For now, no interrogation: the chief prosecutor of Venice, Bruno Cherchi, explained "if the German procedure was long, we could think about going to hear him in Germany. But we will see about this in the next few days, therefore until he is available to the German police".
“If tomorrow it’s me, if I don’t come back tomorrow, destroy everything. If tomorrow it’s my turn, I want to be the last”: handwritten on a squared sheet of paper that wrapped a small bouquet of white flowers, legible between raindrops trapped in cellophane, this “j’accuse” followed Filippo Turetta to the foot of a secondary entrance to the Halle prison where he has been locked up since Sunday evening for the killing of Giulia Cecchettin.
And where he risks remaining at least a few more days because the discovery of the battered body of his ex-girlfriend, in addition to adding torment to the torment of his parents, is slowing down the rigorous procedures for his "surrender", and not extradition, to Italian justice.
The phrase by Peruvian activist Cristina Torres Cáceres, already used in a message that Elena Cecchettin, Giulia's sister, had entrusted to Instagram stories, attracted the attention of the media all day, keeping their spotlights on until the evening.
Standing out next to the weeds growing on the red bricks of the perimeter wall of the prison in the main city of Saxony-Anhalt, those flowers were one of the few alternatives to the other image of the day: the building of the Oberlandesgericht in nearby Naumburg, where until around three in the afternoon numerous Italian journalists waited for the speaker of this high regional court that will have to decide on the surrender of Turetta.
Spokesman Henning Haberland said in a statement written in German that the Naumburg Public Prosecutor's Office itself should instruct the court to examine the request to hand over Filippo Turetta to Italy.
In the text, and in the unofficial comments made orally by Haberland but protected by repeated “no information”, it is explained that the development of the procedure followed by the Attorney General’s Office cannot be made public nor will official forecasts be made on the time needed for the decision. In theory, since it is a European arrest warrant, a recently introduced institution that has streamlined the long extraction procedures, the deadline is ten days.
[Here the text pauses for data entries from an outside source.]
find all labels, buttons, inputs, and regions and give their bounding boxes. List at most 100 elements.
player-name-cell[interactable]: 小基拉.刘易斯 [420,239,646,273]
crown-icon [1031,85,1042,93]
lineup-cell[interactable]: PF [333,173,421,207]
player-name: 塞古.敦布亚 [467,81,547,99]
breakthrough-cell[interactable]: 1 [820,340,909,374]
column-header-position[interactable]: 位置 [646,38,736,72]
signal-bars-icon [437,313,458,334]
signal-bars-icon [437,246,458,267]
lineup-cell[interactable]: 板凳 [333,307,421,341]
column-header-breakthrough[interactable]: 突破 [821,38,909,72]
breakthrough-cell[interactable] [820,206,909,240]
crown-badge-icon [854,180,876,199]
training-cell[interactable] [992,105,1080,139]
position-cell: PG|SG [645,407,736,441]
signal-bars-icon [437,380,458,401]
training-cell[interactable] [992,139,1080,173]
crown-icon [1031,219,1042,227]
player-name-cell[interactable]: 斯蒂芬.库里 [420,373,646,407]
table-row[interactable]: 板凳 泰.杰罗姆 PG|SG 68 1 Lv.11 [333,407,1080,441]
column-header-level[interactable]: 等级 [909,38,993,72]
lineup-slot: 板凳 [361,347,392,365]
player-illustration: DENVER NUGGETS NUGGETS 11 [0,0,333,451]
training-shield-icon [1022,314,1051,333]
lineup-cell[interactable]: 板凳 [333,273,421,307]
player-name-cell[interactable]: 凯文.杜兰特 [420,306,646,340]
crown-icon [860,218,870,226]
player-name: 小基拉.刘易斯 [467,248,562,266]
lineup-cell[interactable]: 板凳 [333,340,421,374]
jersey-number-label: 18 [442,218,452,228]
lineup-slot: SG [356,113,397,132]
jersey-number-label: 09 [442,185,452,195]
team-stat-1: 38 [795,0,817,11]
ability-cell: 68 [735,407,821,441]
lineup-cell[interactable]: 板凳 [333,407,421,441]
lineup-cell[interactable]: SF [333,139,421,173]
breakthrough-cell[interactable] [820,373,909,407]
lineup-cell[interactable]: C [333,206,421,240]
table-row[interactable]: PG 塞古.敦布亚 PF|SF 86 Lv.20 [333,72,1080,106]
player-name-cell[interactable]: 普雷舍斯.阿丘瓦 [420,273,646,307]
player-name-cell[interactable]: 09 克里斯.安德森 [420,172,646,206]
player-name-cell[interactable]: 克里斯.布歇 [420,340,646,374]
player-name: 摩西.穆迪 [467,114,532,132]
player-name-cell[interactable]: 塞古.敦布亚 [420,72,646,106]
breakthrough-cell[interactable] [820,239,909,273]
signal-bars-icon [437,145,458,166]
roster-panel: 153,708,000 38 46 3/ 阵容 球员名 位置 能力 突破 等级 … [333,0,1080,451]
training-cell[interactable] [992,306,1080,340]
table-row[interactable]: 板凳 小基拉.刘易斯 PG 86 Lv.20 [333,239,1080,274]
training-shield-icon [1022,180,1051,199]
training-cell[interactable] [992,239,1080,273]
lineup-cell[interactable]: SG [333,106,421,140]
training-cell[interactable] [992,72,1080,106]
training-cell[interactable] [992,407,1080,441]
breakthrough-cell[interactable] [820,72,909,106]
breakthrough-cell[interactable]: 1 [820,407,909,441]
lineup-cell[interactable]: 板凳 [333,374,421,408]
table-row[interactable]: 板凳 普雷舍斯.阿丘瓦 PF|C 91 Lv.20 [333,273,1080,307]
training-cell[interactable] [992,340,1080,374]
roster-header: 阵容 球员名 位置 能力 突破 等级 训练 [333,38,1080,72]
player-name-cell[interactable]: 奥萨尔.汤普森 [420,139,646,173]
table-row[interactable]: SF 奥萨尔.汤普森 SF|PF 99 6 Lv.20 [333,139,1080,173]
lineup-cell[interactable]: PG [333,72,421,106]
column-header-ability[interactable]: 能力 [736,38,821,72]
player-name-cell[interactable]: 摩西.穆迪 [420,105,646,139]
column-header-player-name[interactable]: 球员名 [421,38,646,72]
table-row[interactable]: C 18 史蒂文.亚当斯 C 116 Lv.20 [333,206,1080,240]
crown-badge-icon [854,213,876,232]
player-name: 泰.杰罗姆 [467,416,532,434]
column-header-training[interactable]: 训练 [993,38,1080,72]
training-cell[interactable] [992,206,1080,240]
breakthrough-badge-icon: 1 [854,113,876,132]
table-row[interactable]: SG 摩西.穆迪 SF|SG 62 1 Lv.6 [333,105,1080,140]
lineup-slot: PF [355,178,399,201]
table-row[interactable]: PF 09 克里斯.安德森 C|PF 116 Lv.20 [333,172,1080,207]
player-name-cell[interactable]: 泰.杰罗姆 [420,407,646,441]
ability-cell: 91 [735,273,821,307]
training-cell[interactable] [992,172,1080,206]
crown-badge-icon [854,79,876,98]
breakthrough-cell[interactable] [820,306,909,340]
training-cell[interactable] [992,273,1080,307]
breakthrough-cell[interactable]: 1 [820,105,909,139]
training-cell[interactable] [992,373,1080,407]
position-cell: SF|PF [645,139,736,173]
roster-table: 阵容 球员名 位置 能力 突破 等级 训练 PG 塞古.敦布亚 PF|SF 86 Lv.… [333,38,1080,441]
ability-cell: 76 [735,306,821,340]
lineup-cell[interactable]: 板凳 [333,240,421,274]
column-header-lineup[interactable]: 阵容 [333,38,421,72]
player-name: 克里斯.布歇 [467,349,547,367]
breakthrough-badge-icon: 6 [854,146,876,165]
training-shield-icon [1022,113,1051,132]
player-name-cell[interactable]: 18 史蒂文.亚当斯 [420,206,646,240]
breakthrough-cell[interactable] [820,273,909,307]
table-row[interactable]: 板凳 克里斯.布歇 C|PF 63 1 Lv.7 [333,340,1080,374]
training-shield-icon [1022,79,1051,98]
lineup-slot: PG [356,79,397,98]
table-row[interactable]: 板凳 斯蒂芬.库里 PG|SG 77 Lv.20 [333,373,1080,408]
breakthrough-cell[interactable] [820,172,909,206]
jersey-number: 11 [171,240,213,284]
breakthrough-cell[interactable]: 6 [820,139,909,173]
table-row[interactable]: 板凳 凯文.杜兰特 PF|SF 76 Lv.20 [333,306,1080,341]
The text shows that the Prosecutor's Office has not yet received any request from the Italian Ministry of Justice: and from another source it was learned that, given that Germany is a state of law even if a friend of Italy, the procedures cannot be skipped and the Italian request must be updated with the new title of "voluntary homicide" (and no longer just attempted homicide as it was in the first days of this affair) due to the discovery of the young woman's body last Saturday.
An update that, as explained by the Venice Prosecutor's Office, involves a new appearance of Turetta before the German judges to confirm his willingness to be handed over to Italy also with this new charge.